PAUL CARVER PHOTO                                Former Port Alice CAO sitting at his desk at the Village of Port Alice Municipal Offices.

PAUL CARVER PHOTO Former Port Alice CAO sitting at his desk at the Village of Port Alice Municipal Offices.

Port Alice CAO says goodbye for Sayward

“This decision was by no means an easy one to make.”

Port Alice’s Chief Administrative Officer (CAO), Paul Carver, has officially resigned.

Carver came to the Village of Port Alice in June of last year, accepting a one-year-contract as the Village’s CAO.

Carver, who has over 30 years of local government experience, has now accepted a position as CAO for the Village of Sayward.

“This decision was by no means an easy one to make, as Port Alice has been my home for nearly a year,” said Carver, in an email interview with the Gazette. “Mayor, council, and the community welcomed me with open arms. I fully understand that mayor and council could not offer a longer contract due to the uncertainties surrounding the mill.”

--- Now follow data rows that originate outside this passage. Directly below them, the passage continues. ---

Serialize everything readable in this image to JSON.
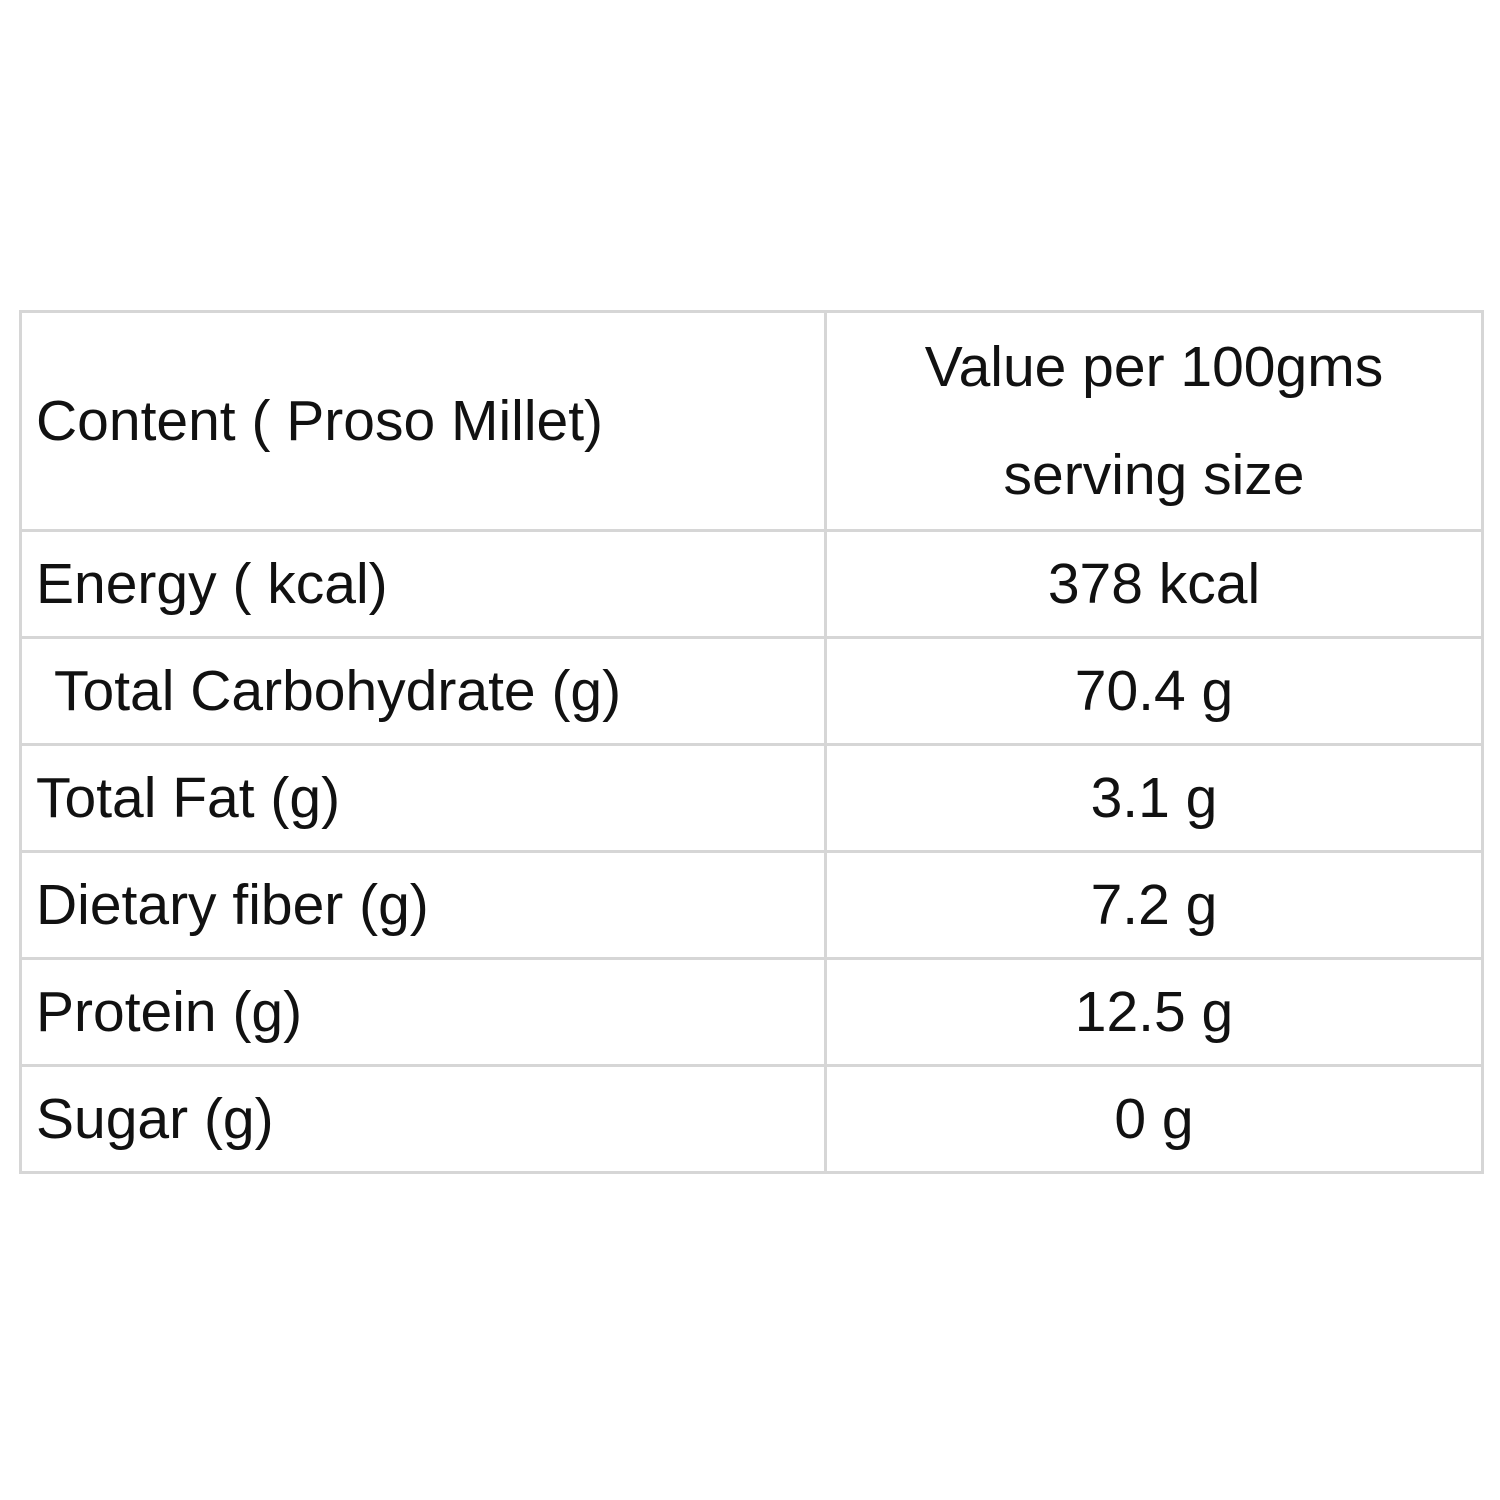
{
  "table": {
    "header": {
      "content": "Content ( Proso Millet)",
      "value_lines": [
        "Value per 100gms",
        "serving size"
      ]
    },
    "rows": [
      [
        "Energy ( kcal)",
        "378 kcal"
      ],
      [
        "Total Carbohydrate (g)",
        "70.4 g"
      ],
      [
        "Total Fat (g)",
        "3.1 g"
      ],
      [
        "Dietary fiber (g)",
        "7.2 g"
      ],
      [
        "Protein (g)",
        "12.5 g"
      ],
      [
        "Sugar (g)",
        "0 g"
      ]
    ]
  }
}
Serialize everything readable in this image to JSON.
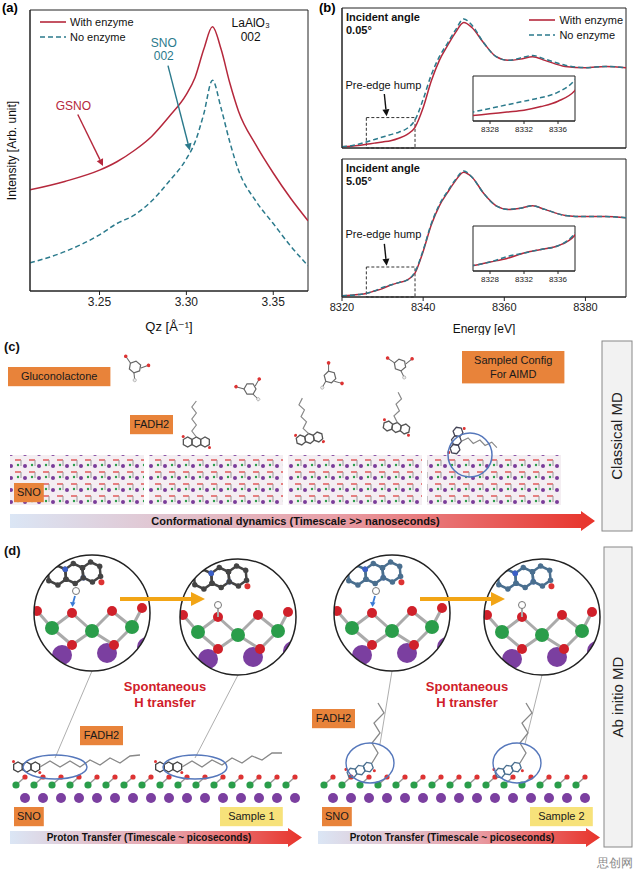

He added that he found Port Alice’s mayor and council “were amazing to work with. Their hard work and dedication to the community was incredible.”

Carver moved to Port Alice from Vanderhoof, leaving behind his wife and son. He said the position in Sayward is a longer-term contract that will enable him to finally move his family to the island.

Carver said highlights from his time in Port Alice include the completion of the new 300,000 gallon water reservoir, which replaced an old and deteriorating wood stave tank, and the securement of grant funding through the Rural Dividend Program to upgrade the public marina. “I’ve had the fortunate opportunity to work with an amazing team of dedicated hard working professionals, where the well-being of the community was always front and centre.”

The position Carver’s last day of employment with the Village of Port Alice is April 27 and he will begin the position in Sayward on April 30, which also includes the responsibilities of Financial Officer.

“Having a full plate like this is common in smaller communities with limited finances and staffing levels,” said Carver, adding, “Being a civil engineer, having all those extra responsibilities is nothing new for me.’

Carver said he is looking forward to being closer to a larger centre, as the proximity to Campbell River may give him the opportunity to pursue his love of music and join, or form, a local rock band.

“Music has always been a stress release for me and like I’ve said for a number of years, I’m a government worker by day and a rock star wannabe by night,” laughed Carver.

The Manitoban-born Carver also noted his experience in Port Alice has made the thought of eventually retiring on the island more appealing.

“I’m going to miss the North Island and the amazing people that live here,” said Carver.

“I have said numerous times that Port Alice is a hidden gem just waiting to be found.”